The open source version is available from SourceForge and SugarForge, and has been downloaded over 65,000 times in 85 countries. They have data that suggests that a significant percentage of these downloads have been by finance folk, not IT. These fits well with our experience that end-users are starving for simple BI tools that simply aren't being provided by IT in many cases. I told the "lake of data" story, and I'll repeat it again. Several years ago, we were giving our benefits of BI pitch to a VP of Marketing at a business unit of a Fortune 100 company. She stopped us and brought in one of her marketeers. This very non-technical fellow had recreated data warehousing using over 100 linked MS Access database applications that he called the "Lake of Data". It was amazing. It worked, and it filled their needs. This story pre-dates any significant open source options for BI, but it is exactly this type of person who might download Adaptive Planning Express.
Their community model is a bit different and I believe that it is very worthwhile. They build their community around partners with specific domain expertise. This expertise may be within a vertical niche such as health or the public sector, or specific geography. One example of this is the Adaptive Planning partner in Japan worked with their customer AKTIO to implement localized version of Adaptive Planning's open source budgeting, planning and reporting tools for 800 seats, on-premise at AKTIO. There are currently 65 partners working on extending Adaptive Planning in different ways.
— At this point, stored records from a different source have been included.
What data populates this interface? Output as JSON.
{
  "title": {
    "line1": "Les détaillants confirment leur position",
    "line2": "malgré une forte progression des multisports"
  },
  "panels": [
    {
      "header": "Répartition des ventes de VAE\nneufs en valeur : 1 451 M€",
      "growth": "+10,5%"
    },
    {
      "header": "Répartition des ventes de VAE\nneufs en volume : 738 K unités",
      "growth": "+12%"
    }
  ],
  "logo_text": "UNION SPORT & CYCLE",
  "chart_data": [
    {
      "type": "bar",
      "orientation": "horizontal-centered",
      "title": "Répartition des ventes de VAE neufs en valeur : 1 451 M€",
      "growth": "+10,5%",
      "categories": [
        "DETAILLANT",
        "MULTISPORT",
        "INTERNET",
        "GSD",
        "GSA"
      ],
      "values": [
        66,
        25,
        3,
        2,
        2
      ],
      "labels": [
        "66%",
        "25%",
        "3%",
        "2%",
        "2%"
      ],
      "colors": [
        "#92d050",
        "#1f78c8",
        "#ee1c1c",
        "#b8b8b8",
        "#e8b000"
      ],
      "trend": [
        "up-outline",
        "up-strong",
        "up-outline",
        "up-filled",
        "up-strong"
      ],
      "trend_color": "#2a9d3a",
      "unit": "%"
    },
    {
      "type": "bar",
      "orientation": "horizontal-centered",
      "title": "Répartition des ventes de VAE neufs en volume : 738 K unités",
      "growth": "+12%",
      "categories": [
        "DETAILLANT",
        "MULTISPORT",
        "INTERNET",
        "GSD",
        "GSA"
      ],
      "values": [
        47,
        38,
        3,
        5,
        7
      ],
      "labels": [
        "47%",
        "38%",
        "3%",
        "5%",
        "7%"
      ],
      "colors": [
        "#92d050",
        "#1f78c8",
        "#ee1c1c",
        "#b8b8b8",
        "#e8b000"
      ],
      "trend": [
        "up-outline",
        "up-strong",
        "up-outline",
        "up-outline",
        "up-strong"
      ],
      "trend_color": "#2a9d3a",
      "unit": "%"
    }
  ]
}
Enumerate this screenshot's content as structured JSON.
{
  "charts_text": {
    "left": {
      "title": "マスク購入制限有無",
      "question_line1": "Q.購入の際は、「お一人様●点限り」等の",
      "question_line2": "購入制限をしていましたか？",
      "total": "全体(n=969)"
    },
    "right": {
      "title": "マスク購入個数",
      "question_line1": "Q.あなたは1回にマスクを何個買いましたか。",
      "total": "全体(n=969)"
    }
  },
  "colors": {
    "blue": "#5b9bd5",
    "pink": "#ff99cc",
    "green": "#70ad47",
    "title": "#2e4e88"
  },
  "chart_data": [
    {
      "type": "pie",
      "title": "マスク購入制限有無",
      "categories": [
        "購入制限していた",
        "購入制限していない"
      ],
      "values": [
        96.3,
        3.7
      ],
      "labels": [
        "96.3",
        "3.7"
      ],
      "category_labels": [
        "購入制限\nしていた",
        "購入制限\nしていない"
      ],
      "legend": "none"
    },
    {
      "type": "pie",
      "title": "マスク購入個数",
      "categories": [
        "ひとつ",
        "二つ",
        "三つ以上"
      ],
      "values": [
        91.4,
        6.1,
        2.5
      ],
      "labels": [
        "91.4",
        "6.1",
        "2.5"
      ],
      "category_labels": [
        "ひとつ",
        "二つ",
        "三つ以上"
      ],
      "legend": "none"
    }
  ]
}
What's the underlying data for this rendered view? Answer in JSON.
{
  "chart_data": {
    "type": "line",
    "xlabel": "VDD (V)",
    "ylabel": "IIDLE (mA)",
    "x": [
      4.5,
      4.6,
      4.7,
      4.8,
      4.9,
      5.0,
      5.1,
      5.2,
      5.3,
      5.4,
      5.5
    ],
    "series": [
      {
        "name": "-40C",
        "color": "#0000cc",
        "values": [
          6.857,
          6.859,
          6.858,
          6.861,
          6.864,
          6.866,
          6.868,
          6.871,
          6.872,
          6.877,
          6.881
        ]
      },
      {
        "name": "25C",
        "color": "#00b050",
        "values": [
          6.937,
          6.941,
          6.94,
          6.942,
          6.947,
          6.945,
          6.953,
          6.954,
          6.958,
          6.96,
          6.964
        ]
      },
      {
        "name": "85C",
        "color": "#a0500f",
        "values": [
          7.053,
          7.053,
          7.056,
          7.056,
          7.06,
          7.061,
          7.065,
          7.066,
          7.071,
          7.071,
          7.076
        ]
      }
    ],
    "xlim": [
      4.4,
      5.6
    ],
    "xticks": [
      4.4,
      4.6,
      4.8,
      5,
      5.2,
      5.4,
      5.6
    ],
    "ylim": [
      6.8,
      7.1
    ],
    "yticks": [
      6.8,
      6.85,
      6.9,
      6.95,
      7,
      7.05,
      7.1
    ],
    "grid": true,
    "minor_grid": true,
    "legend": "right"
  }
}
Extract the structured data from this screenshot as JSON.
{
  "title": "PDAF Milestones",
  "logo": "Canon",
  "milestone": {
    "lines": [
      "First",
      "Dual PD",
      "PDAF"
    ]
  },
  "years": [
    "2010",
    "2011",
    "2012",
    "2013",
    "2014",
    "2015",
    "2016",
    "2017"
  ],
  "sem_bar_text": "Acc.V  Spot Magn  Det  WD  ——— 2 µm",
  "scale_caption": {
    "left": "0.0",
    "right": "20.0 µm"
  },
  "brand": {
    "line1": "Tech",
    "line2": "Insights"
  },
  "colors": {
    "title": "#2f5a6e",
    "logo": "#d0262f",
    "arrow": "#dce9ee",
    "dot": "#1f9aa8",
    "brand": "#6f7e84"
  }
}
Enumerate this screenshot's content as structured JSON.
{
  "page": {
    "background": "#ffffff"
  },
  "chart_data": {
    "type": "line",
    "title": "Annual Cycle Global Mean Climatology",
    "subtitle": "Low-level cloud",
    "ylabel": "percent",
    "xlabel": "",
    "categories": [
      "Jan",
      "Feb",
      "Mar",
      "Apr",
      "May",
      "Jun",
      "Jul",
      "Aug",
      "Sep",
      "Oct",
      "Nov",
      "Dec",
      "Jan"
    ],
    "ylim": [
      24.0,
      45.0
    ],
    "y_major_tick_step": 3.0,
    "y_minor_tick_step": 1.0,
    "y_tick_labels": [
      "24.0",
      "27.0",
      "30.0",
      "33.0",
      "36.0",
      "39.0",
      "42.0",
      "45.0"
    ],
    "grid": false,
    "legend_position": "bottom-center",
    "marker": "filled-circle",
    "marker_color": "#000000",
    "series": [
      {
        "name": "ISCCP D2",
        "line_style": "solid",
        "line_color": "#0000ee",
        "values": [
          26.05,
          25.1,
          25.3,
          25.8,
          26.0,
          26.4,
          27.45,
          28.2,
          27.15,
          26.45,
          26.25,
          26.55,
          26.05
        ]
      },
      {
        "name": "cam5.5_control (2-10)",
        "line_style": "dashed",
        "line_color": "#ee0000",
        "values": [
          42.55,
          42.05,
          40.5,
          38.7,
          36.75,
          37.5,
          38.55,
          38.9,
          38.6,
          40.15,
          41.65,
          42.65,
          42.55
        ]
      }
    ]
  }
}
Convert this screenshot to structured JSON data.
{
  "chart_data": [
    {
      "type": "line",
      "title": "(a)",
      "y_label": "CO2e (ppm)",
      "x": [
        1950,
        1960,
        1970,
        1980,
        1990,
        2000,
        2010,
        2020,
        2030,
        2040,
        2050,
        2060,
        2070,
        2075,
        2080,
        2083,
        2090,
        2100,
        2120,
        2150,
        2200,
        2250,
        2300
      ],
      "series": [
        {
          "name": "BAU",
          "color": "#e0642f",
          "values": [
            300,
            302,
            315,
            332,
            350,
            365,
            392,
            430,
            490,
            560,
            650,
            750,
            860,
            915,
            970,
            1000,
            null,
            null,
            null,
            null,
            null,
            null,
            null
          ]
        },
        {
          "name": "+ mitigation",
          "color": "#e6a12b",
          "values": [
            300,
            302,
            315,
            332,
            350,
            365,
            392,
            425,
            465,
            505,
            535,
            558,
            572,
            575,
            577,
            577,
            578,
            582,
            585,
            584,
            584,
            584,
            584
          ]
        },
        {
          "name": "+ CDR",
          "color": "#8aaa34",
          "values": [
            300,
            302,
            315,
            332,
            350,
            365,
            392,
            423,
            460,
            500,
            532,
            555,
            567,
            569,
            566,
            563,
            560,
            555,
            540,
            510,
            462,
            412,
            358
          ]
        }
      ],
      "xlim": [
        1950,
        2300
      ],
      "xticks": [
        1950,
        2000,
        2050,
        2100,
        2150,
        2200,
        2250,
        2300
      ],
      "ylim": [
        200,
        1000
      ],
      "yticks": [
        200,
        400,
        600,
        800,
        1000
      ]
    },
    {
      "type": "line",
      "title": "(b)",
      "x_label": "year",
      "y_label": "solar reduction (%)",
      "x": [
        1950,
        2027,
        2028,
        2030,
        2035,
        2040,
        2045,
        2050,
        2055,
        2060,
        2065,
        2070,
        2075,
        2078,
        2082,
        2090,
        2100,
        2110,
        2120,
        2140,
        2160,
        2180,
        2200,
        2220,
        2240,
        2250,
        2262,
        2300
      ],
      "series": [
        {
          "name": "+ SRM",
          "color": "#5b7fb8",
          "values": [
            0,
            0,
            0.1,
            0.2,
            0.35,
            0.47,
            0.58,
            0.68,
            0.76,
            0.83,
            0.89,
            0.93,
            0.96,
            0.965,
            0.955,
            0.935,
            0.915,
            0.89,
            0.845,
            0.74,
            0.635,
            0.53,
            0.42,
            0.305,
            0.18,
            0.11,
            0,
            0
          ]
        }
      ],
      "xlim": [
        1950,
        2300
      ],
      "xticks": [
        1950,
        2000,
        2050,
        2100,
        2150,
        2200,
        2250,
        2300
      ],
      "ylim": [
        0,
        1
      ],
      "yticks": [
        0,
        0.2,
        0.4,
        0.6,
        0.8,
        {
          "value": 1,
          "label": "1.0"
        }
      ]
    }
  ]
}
Adaptive Planning is also looking to partner with other open source companies, particularly in the area of data integration. When Adaptive Planning added reporting tools, they originally looked at using one of the open source tools. At the time however, the existing open source reporting tools were very much for developers, and not for end users. Adaptive Planning is very much about ease of use for the end users, so they decided to build their own dashboarding and reporting set. However, with the maturation of open source offerings over the past two years, Adaptive Planning will likely not build their own data integration tools, but will partner with an existing open source solution.
In many ways, the chief competitor for Adaptive Planning is MS Excel. That is, the end users choose the status quo of slogging their way through Excel workbooks and pivot tables. Bill emphasized that the Adaptive Planning strength is allowing user collaboration on modeling, assumptions and background information in a secure, controlled way.